What new programs and initiatives are you working on for veterans?
A lot of focus has been on veteran suicide and it’s not getting any better. It’s happening among veterans and in the military. Twenty veterans and military a day are taking their own lives. We have to address that in some way, a more significant way than we have been. We started our homelessness prevention program in Los Angeles and all that mental health programming that we do is ultimately about suicide.

We’ve started a Women’s Veteran on Point program that’s a portal that reaches out to women that are not seeking services. Only a third of women veterans are seeking services at the VA. They view it as a male bastion. This is particularly true when a woman veteran walks into the waiting room at the VA and she has experienced military sexual trauma and there are 20 guys in there, she’s not comfortable in there. She’s going to walk right back out. So, we initiated this portal where there is a chat room, there is a self-assessment tool and then a phone number to call. You can come in and get counseling either in person or through telehealth.

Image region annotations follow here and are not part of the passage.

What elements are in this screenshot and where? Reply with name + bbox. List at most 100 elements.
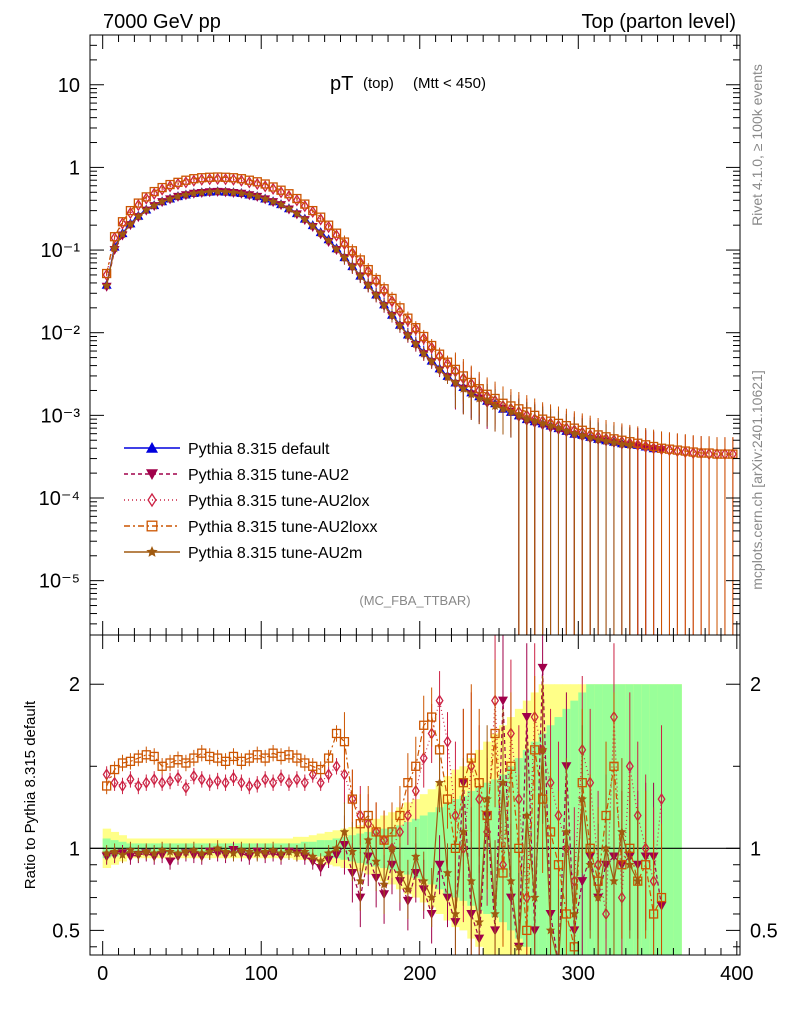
ratio-point bbox=[268, 845, 278, 854]
data-point bbox=[403, 314, 412, 327]
analysis-tag: (MC_FBA_TTBAR) bbox=[359, 593, 470, 608]
mcplots-label: mcplots.cern.ch [arXiv:2401.10621] bbox=[749, 370, 765, 589]
data-point bbox=[466, 389, 476, 399]
data-point bbox=[300, 214, 310, 224]
data-point bbox=[577, 430, 587, 440]
data-point bbox=[426, 340, 437, 351]
x-tick-label: 400 bbox=[720, 963, 753, 985]
ratio-point bbox=[648, 909, 659, 919]
ratio-point bbox=[221, 776, 230, 789]
ratio-point bbox=[553, 860, 564, 870]
data-point bbox=[125, 219, 136, 229]
legend-entry-1: Pythia 8.315 tune-AU2 bbox=[188, 467, 349, 484]
data-point bbox=[236, 188, 247, 198]
data-point bbox=[617, 439, 627, 449]
ratio-point bbox=[292, 848, 302, 858]
data-point bbox=[252, 191, 262, 201]
ratio-point bbox=[276, 848, 286, 858]
ratio-point bbox=[561, 826, 572, 836]
data-point bbox=[308, 205, 318, 216]
series-2 bbox=[102, 172, 737, 635]
data-point bbox=[522, 414, 532, 424]
ratio-point bbox=[522, 810, 532, 820]
y-tick-label: 10⁻² bbox=[41, 323, 81, 345]
main-plot: 10 1 10⁻¹ 10⁻² 10⁻³ 10⁻⁴ 10⁻⁵ pT (top) (Mtt < … bbox=[39, 34, 741, 636]
data-point bbox=[363, 280, 373, 290]
data-point bbox=[364, 265, 373, 278]
ratio-point bbox=[292, 773, 301, 786]
series-line-0 bbox=[105, 190, 654, 449]
data-point bbox=[553, 423, 564, 433]
ratio-point bbox=[165, 846, 175, 856]
legend-marker-4 bbox=[146, 546, 158, 557]
data-point bbox=[276, 199, 286, 209]
ratio-point bbox=[426, 712, 437, 722]
data-point bbox=[434, 364, 445, 374]
ratio-point bbox=[269, 776, 278, 789]
data-point bbox=[173, 191, 183, 201]
data-point bbox=[387, 295, 397, 308]
ratio-point bbox=[435, 694, 444, 707]
data-point bbox=[379, 284, 389, 294]
y-tick-label: 1 bbox=[69, 157, 80, 179]
data-point bbox=[427, 341, 436, 354]
ratio-point bbox=[514, 941, 524, 951]
ratio-point bbox=[118, 779, 127, 793]
ratio-point bbox=[625, 859, 635, 869]
data-point bbox=[228, 187, 239, 197]
ratio-point bbox=[641, 860, 651, 870]
ratio-point bbox=[609, 876, 619, 886]
ratio-point bbox=[419, 876, 429, 886]
data-point bbox=[300, 199, 309, 213]
ratio-point bbox=[371, 856, 381, 866]
ratio-plot: 0.5 0.5 1 1 2 2 0 100 200 300 400 Ratio to Pythia … bbox=[22, 634, 778, 985]
ratio-point bbox=[308, 851, 318, 861]
data-point bbox=[125, 205, 136, 216]
data-point bbox=[117, 229, 128, 239]
ratio-point bbox=[324, 768, 333, 781]
ratio-point bbox=[300, 846, 310, 856]
data-point bbox=[150, 187, 159, 200]
data-point bbox=[269, 182, 278, 196]
ratio-point bbox=[395, 810, 405, 821]
ratio-point bbox=[497, 696, 508, 706]
ratio-point bbox=[181, 846, 191, 856]
ratio-point bbox=[284, 846, 294, 856]
ratio-point bbox=[450, 909, 461, 918]
ratio-point bbox=[204, 846, 215, 856]
ratio-point bbox=[411, 761, 421, 771]
data-point bbox=[585, 432, 595, 442]
ratio-y-label-right: 2 bbox=[750, 674, 761, 696]
ratio-point bbox=[490, 728, 500, 739]
band-inner bbox=[665, 684, 674, 955]
data-point bbox=[133, 211, 144, 221]
data-point bbox=[284, 203, 294, 213]
ratio-point bbox=[537, 744, 548, 754]
ratio-point bbox=[236, 845, 247, 854]
ratio-point bbox=[237, 776, 246, 789]
ratio-point bbox=[379, 879, 389, 889]
ratio-point bbox=[403, 809, 412, 822]
ratio-point bbox=[403, 778, 413, 788]
ratio-point bbox=[434, 860, 445, 870]
ratio-point bbox=[165, 857, 176, 867]
ratio-point bbox=[173, 848, 183, 858]
data-point bbox=[117, 217, 128, 227]
ratio-point bbox=[522, 925, 532, 936]
ratio-point bbox=[419, 720, 429, 730]
ratio-point bbox=[109, 846, 120, 856]
ratio-point bbox=[150, 773, 159, 786]
ratio-point bbox=[355, 876, 366, 886]
ratio-point bbox=[466, 753, 476, 763]
ratio-point bbox=[355, 819, 365, 829]
data-point bbox=[284, 189, 294, 199]
data-point bbox=[141, 192, 151, 202]
series-line-2 bbox=[105, 178, 733, 455]
ratio-y-label-left: 2 bbox=[69, 674, 80, 696]
data-point bbox=[474, 393, 484, 403]
data-point bbox=[728, 449, 738, 459]
data-point bbox=[339, 237, 350, 247]
ratio-point bbox=[229, 771, 238, 784]
ratio-point bbox=[490, 909, 500, 918]
data-point bbox=[133, 198, 144, 208]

What COVID has done is really ex­panded our ability to provide telehealth and we want to spread that throughout our programs across the nation so that we are serving not only the veterans within our walls but also into the wider community.

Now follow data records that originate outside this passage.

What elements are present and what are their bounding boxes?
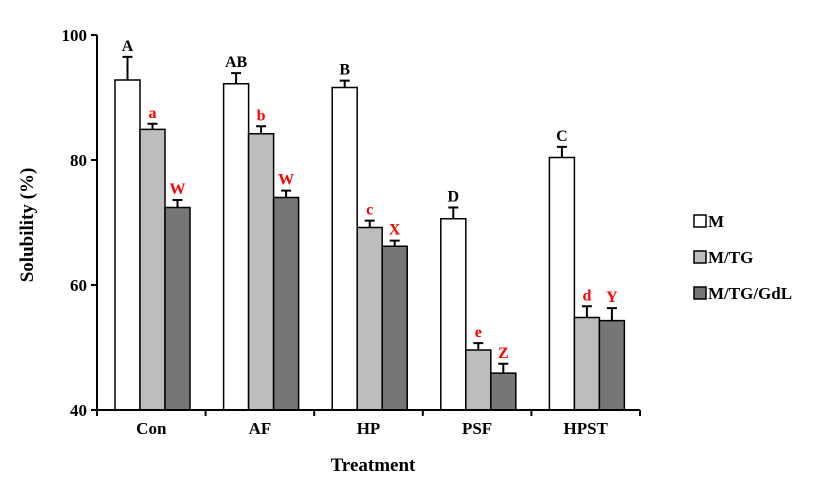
bar-Con-M/TG/GdL bbox=[164, 206, 191, 411]
bar-Con-M bbox=[114, 79, 141, 411]
x-axis-title: Treatment bbox=[331, 455, 416, 476]
significance-label: a bbox=[149, 105, 157, 122]
significance-label: AB bbox=[225, 54, 248, 71]
significance-label: Y bbox=[606, 289, 618, 306]
significance-label: C bbox=[556, 128, 568, 145]
bar-PSF-M/TG bbox=[465, 349, 492, 411]
bar-HPST-M bbox=[548, 156, 576, 411]
legend-label: M/TG bbox=[708, 248, 753, 267]
legend-swatch-M/TG bbox=[693, 250, 707, 264]
y-tick-label: 60 bbox=[70, 276, 87, 295]
y-tick-label: 100 bbox=[62, 26, 88, 45]
bar-PSF-M bbox=[440, 218, 467, 411]
x-tick-label: AF bbox=[249, 419, 272, 438]
bar-Con-M/TG bbox=[139, 128, 166, 411]
significance-label: d bbox=[582, 287, 591, 304]
bar-HP-M/TG bbox=[356, 226, 383, 411]
bar-AF-M/TG bbox=[247, 133, 275, 411]
significance-label: D bbox=[448, 189, 460, 206]
significance-label: e bbox=[475, 324, 482, 341]
significance-label: c bbox=[366, 202, 373, 219]
significance-label: b bbox=[257, 107, 266, 124]
bar-AF-M/TG/GdL bbox=[272, 196, 300, 411]
x-tick-label: Con bbox=[136, 419, 167, 438]
x-tick-label: PSF bbox=[462, 419, 492, 438]
significance-label: A bbox=[122, 38, 134, 55]
y-axis-title: Solubility (%) bbox=[17, 168, 38, 283]
bar-HP-M/TG/GdL bbox=[381, 245, 408, 411]
significance-label: Z bbox=[498, 345, 509, 362]
x-tick-label: HPST bbox=[563, 419, 608, 438]
significance-label: X bbox=[389, 222, 401, 239]
bar-AF-M bbox=[222, 83, 250, 411]
plot-area: Aa W AB b W BcX DeZ Cd Y bbox=[114, 38, 626, 411]
significance-label: W bbox=[278, 172, 294, 189]
y-tick-label: 40 bbox=[70, 401, 87, 420]
significance-label: W bbox=[170, 181, 186, 198]
x-tick-label: HP bbox=[357, 419, 381, 438]
legend-label: M/TG/GdL bbox=[708, 284, 792, 303]
legend: M M/TG M/TG/GdL bbox=[693, 212, 792, 303]
bar-HPST-M/TG/GdL bbox=[598, 319, 626, 411]
legend-swatch-M bbox=[693, 214, 707, 228]
legend-swatch-M/TG/GdL bbox=[693, 286, 707, 300]
bar-PSF-M/TG/GdL bbox=[490, 372, 517, 411]
legend-label: M bbox=[708, 212, 724, 231]
bar-HPST-M/TG bbox=[573, 316, 601, 411]
y-tick-label: 80 bbox=[70, 151, 87, 170]
significance-label: B bbox=[339, 62, 350, 79]
axes: Con AF HP PSF HPST 40 60 80 100 bbox=[62, 26, 641, 438]
bar-HP-M bbox=[331, 86, 358, 411]
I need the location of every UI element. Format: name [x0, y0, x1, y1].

The highest number of homeless vet­erans in the country is in Los Angeles. In Los Angeles, the West LA VA over the last decade has been receiving lots of criticism because it hasn’t been housing homeless veterans. Many of the buildings for housing veterans there have been abandoned for decades.

The VA put out a request for proposals a few years ago and U.S.VETS along with two other partners were chosen as the principal developers to develop up to 1600 units of permanent supportive housing on that north campus. We’re well into it at this point. The first building will open this fall in November or December. That will be for 60 senior veterans, who are one of the fastest growing homeless populations in the US. We have another 400 units coming online by 2024 and are continuing to raise money to build up to 1,600 units. We will also build support service space for homeless prevention programs.

We will not only house 1,600 veterans, which is nearly half the number of the homeless vets on the streets of Los Angeles, but if we can prevent more vets from becoming homeless, we might be able to significantly solve the problem here in Los Angeles. It is a monster project that will take eight to 10 years to accomplish. The VA has stepped up during the pandemic and placed about 120 tiny shelters on the grounds to get veterans on to the campus and out of tents and now they are challenged to provide the level of service those veterans need. The VA has also stepped up and is helping us redo the infrastructure. All the water, power and telecom. They have put up a bunch of money to build the backbone of the water and sewer to the different buildings. We’re out there raising money to build the buildings and to provide the support services. We’re going to create a real close-knit community with resident councils and town halls so the veterans will have a lot to do and to say about what goes on there so that we are providing the best support for them.

What are you most proud of from your service?
I never imagined that when I got out of the Marine Corps that I would be doing what I’m doing. There was no thought in my mind that I would have anything to do with the military again. The Vietnam experience was enough for me. I was done. But those thoughts and emotions don’t leave you. Ultimately it led me back to what I’m doing where I have an outlet for all of that. That’s the legacy that the Marines have left me with. They got me into a career that has been extremely rewarding.

Author’s bio: Joel Searls is a creative and business professional in the enter­tainment industry. He writes for We are the Mighty. He serves in the Marine Corps Reserve and enjoys time with his family and friends.